The New American Home

Midcentury modern roots and the latest in energy efficiency make this the New American Home for 2012.

New American Home

2012 New American Home, Winter Park, FL. Photo: James F. Wilson/courtesy BUILDER Magazine

Take the classic white box architecture popularized by Richard Meier and others in the 1960s and 70s and add the latest in building technology, design trends and energy features, and you have the New American Home—the centerpiece of this year’s International Builders’ Show, which took place in Orlando, FL, in February.

The New American Home, an annual co-sponsored project from the National Association of Home Builders (NAHB) and Builder magazine, is designed to educate and inform building professionals of new innovations in construction, materials and products. As the name implies, it is a model home of considerable note.

This year’s house, designed by Florida architect Phil Kean of Phil Kean Designs, Inc., occupies an urban infill lot in an older neighborhood in Winter Park. While ranking as the smallest-ever New American Home, this year’s entry, at 4,183 square feet, exemplifies the modern aesthetic by which it is inspired—a blend of functional and transitional spaces combining to create a living environment that is casual, low-maintenance and perfectly suited to its climate. “I wanted this house to honor the past,” notes architect Kean, “but take full advantage of current technologies and design trends.”

Outside, the house features a white stucco façade accentuated by Osceaola Prairie Stone—long, linear panel stones designed specifically for this project—which adds a subtle rock-faced texture to the exterior and unites the home with its surroundings. The cantilevered roof, floor-to-ceiling windows, and cube-like design play up the home’s modernist roots.

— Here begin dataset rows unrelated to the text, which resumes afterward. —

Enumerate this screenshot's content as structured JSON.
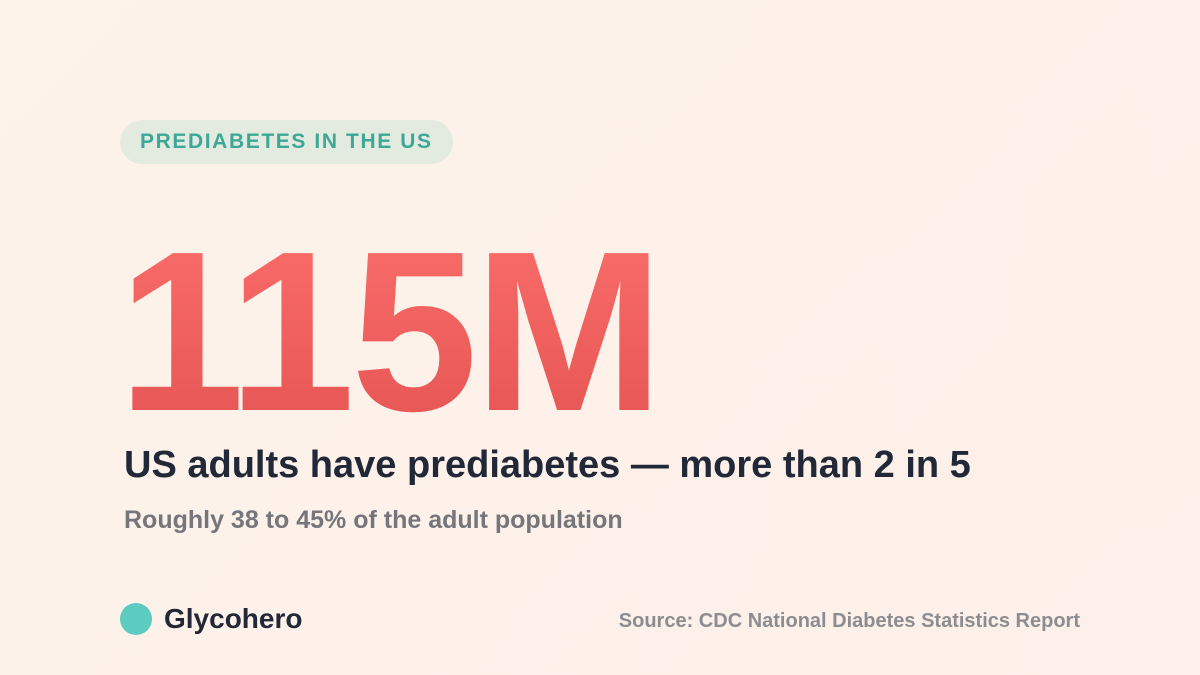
{
  "tag": "PREDIABETES IN THE US",
  "headline": "115M",
  "subhead": "US adults have prediabetes — more than 2 in 5",
  "detail": "Roughly 38 to 45% of the adult population",
  "brand": "Glycohero",
  "source": "Source: CDC National Diabetes Statistics Report"
}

Inside is another hallmark of modern architecture: an open plan. In this house, the airy layout includes expansive glass areas, stone veneer walls, a suspended staircase and limestone plank flooring. The kitchen-family room, adjacent to the dining room and gallery on the first floor, form an L-shape footprint that not only makes full use of the narrow urban lot, but also helps define the enclosed backyard space. Moveable glass panel walls and motorized screens provide seamless transitions from indoors to out, where a deck, swimming pool, and outdoor kitchen provide the ultimate in resort-style living.

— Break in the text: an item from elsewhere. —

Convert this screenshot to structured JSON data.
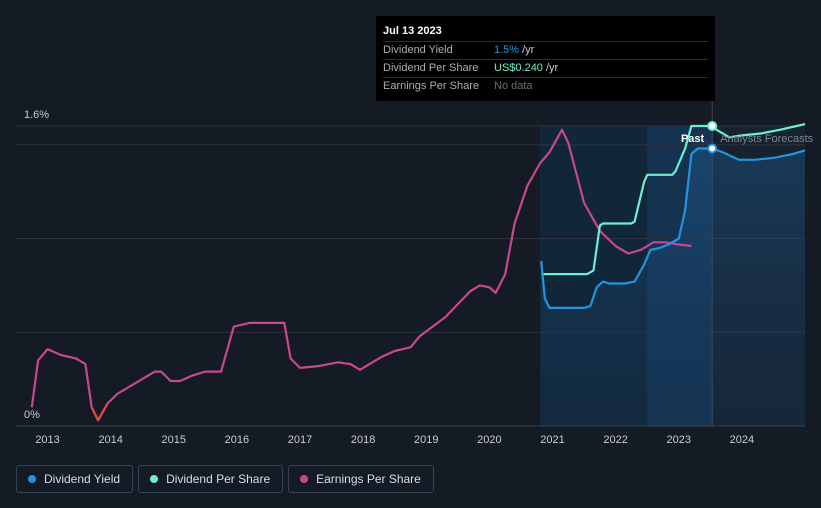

The kitchen, which anchors the main living areas of the house, is highly stylized and dramatically distinguished by its dark, “near-noir” Maple Espresso-colored cabinetry (from Timberlake), as well as by the center island of DuPont Zodiac Quartz solid surfacing. Jenn-Air appliances outfit the kitchen with the latest in technology and Energy Star-efficiency, including an induction cooktop, built-in refrigerator and convection oven featuring the industry’s first “touch anywhere” LED screen controls.

The second-floor master bedroom suite includes a luxurious marble bath with fixtures and accessories by Kohler, among them the Numi toilet, Revee bubble/massage bath and Waterlite shower, complete with sound panels, integrated spray heads and steam generator. The room extends to a generous closet area configured with Closet Factory doors and storage, and a concealed laundry room. Balconies on the second floor extend the interior space and provide shade below.

As one would expect, green technology is factored into every aspect of the 2012 New American Home’s design and construction, from its Logix ICF (insulated concrete form) exterior walls and open-cell spray foam insulation to an ultraviolet light air-treatment system designed to improve indoor air quality. With 4KW photovoltaic (PV) solar panels, low-e aluminum windows and patio doors, Energy Star-rated appliances, LED/CFL lighting in the home and around the property and air-tight thermal shell, the house is expected to consume 52% less energy than a standard home—or provide $1,536 in annual savings to the homeowner. The house exceeds U.S. Energy Star standards, meets LEED Platinum certification and has been recognized by the National Green Building Standard with “Emerald” certification—the highest level of classification.

In keeping with the eco-friendly features of the house, the exterior landscaping utilizes artificial turf for lawn areas—reducing the need for water, maintenance and pesticides—and features only native Florida plants.